The study also compared seroprevalence among primi- and multigravida women. Those who were pregnant for the first time recorded a prevalence of 0.8% while those with ≥ 2 pregnancies had a significantly higher prevalence of 3.3%. Prevalence of RTI has been significantly associated with gravida status [19] as found in this study with the case of syphilis seropositivity. 

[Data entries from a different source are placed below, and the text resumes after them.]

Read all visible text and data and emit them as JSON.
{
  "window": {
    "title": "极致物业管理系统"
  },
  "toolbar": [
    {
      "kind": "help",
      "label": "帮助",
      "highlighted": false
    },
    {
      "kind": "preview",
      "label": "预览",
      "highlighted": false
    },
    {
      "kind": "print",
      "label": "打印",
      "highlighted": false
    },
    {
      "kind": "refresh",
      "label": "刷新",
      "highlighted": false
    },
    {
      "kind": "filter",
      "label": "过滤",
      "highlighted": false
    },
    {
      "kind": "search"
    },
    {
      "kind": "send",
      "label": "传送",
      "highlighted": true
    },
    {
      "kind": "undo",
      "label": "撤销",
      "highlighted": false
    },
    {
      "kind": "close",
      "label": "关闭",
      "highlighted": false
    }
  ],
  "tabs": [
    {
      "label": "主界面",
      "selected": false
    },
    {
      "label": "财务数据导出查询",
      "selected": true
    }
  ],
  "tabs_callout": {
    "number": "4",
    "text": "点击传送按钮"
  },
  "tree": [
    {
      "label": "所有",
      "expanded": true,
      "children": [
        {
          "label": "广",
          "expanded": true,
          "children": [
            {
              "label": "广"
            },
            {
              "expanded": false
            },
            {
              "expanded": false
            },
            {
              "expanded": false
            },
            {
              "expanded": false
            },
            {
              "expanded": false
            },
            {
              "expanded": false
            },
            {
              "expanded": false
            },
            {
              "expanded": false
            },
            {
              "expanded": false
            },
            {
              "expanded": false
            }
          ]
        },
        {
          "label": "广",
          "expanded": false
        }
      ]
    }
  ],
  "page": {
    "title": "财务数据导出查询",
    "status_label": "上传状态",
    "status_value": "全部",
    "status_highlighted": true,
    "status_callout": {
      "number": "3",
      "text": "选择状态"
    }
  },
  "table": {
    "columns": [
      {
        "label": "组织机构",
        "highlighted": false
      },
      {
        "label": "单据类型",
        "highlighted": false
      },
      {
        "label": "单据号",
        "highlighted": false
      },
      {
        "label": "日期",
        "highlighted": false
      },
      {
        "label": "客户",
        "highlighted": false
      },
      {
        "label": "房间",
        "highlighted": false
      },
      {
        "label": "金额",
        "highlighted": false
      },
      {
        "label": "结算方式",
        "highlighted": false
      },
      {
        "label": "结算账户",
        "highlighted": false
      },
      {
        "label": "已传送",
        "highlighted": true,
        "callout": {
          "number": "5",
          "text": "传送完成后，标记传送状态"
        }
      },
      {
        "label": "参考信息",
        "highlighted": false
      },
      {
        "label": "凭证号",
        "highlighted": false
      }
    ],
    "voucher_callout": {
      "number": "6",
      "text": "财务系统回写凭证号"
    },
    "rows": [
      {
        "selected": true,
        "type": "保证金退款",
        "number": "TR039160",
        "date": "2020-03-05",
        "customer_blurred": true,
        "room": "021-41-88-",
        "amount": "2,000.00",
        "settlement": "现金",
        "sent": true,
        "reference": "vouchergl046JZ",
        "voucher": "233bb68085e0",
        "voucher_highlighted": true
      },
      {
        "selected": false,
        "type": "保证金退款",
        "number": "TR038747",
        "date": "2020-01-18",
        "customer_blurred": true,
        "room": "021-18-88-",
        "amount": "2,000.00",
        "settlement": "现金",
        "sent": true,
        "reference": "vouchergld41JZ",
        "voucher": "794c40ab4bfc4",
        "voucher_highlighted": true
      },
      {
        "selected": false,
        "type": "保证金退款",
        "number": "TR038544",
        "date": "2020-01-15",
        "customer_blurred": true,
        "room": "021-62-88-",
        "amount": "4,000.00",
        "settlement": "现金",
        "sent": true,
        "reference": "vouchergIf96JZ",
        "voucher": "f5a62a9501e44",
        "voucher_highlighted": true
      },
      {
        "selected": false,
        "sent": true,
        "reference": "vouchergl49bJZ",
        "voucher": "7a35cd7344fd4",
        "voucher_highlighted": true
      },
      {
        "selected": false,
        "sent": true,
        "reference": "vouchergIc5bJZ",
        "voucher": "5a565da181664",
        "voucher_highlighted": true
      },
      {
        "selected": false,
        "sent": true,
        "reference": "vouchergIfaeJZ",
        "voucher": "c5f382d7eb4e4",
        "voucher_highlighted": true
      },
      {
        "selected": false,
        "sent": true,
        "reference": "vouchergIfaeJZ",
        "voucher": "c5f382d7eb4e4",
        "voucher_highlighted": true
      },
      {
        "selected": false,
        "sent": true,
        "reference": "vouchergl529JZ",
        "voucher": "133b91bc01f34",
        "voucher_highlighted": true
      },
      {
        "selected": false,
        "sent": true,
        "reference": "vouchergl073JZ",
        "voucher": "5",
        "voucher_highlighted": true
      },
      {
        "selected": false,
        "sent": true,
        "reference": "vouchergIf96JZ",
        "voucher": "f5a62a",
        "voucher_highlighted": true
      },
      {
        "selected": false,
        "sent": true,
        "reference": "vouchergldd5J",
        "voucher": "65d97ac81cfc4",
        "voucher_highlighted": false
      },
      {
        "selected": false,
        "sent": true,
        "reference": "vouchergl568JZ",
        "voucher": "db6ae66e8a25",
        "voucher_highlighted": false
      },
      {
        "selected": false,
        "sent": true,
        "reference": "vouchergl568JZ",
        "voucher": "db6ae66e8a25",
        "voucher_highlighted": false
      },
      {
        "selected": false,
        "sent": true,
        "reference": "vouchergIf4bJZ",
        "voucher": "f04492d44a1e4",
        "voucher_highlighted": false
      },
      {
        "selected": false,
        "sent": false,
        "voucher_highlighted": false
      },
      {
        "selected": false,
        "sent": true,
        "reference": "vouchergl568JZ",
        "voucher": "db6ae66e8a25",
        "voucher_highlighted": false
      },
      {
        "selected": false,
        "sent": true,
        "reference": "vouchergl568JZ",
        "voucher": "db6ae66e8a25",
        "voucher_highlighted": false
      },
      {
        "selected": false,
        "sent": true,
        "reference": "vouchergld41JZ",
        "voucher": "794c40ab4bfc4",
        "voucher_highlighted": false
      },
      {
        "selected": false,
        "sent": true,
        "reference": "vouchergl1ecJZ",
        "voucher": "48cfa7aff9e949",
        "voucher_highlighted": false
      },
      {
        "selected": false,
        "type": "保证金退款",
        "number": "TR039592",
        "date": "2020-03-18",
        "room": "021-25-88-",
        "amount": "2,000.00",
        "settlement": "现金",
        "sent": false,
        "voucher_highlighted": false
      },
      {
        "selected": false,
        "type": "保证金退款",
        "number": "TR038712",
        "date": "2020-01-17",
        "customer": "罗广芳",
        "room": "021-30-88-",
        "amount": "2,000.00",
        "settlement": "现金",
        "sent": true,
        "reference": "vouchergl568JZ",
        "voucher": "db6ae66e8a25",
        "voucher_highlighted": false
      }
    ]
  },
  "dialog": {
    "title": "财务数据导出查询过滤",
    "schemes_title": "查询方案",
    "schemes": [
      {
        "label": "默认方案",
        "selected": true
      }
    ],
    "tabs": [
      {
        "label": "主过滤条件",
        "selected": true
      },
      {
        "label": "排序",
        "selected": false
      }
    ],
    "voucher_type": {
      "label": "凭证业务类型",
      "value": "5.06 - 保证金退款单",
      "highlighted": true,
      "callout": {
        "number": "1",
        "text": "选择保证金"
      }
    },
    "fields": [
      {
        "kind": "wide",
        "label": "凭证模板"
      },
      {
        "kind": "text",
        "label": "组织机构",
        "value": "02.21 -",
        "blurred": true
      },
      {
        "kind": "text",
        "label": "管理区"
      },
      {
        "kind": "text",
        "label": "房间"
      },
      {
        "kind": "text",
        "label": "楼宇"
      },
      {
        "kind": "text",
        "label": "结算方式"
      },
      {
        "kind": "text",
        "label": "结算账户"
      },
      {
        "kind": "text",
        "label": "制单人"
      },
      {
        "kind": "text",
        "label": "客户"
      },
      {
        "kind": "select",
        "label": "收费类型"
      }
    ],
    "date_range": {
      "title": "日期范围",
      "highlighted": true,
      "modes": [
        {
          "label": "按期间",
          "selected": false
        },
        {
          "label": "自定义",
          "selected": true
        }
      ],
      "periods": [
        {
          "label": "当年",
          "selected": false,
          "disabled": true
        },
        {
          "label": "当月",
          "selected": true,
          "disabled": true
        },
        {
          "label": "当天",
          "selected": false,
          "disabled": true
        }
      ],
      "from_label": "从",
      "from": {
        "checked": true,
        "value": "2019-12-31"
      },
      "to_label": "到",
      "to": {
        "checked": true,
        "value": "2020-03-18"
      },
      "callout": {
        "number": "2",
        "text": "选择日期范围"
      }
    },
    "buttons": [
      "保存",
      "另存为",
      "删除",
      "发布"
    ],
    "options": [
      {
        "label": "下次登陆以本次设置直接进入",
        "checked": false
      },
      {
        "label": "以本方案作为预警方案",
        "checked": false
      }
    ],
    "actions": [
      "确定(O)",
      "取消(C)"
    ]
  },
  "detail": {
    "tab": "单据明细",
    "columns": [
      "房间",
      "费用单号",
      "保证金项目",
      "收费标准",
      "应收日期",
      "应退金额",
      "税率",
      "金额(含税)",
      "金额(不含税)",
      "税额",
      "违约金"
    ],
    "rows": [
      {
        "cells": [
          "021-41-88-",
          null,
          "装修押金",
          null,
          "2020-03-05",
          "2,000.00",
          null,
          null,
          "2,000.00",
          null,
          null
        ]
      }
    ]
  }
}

The study has shown a cumulative seroprevalence of syphilis among pregnant women attending antenatal care at the Cape Coast Metropolitan Hospital as 4.1% (≤ 1.6% prevalence per year, over a three year period). Also, syphilis is more prevalent in the young (22-31 years) and the informal worker category.

We suggest public health strategies aiming at early detection of syphilis and treatment of infected partners. Rapid testing for non-attendants at the maternity/O&G departments is highly recommended, either before or after delivery, as laboratory services may not be available in the nights when most deliveries occur. Promotion of access to sexual healthcare services during pregnancy should be reinforced. Better surveillance data are equally essential to understand where the antenatal screening programs are failing.

Funding: This study received no specific financial support.   
Competing Interests: The authors declare that they have no competing interests. 
Acknowledgement: All authors contributed equally to the conception and design of the study.